Twitch has just announced its new DJ Program that allows streamers to include licensed music on their broadcast without the worry of getting hit with a copyright strike.

The Digital Millennium Copyright Act was signed into bill back in 1998 and has continued to prevent unauthorized use of copyrighted material across the internet.

With the rise of Twitch, users quickly learned about this act as many began receiving copyright strikes on their channels due to playing unlicensed music on stream.

Copyright issues have left DJ streamers hung out to dry for years due to their inability to play the latest hits, but now Twitch has revealed a new program that takes away the worries of getting in trouble.

Shared in a blog post, Twitch revealed its new partnership with Universal Music Group, Warner Music Group, Sony Music, and a large number of independent labels. Thanks to this partnership, Twitch’s new program will allow DJ streamers to broadcast licensed music on the platform.
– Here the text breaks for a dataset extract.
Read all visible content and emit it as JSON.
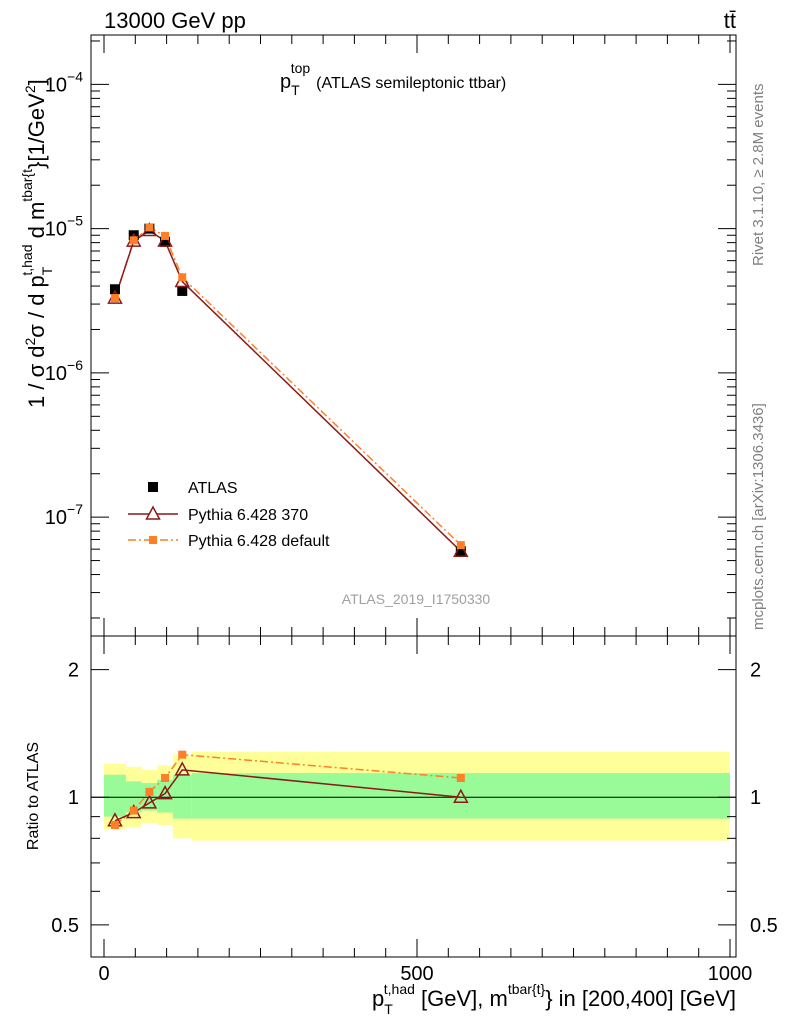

However, it’s not without a few limitations. For one, users will have to sign a DJ agreement that will disable their ability to have VODs, Clips, or Highlights available on their channel. Due to this, part-time DJ streamers are being recommended to create a separate channel for these broadcasts.

DJ streamers will also have to help pay for the licensing, which Twitch says will be a 50/50 split for those who have monetized channels. For those who aren’t making any money, the company will cover all costs.

“To help existing Twitch DJs adjust to this new program, Twitch will be offering a 1 year subsidy to help cover the difference in revenue that will be paid out to music companies and their musicians. The amount of the subsidy will gradually reduce over time as the service grows,” they said.

The DJ Program website also says that Twitch will be launching a DJ Category and will be offering front page opportunities to help introduce their channel to new viewers.

This comes just days after Twitch increased the cost of subscriptions in the US and 30 other countries, and introduced a new way for streamers to warn rule-breaking chatters.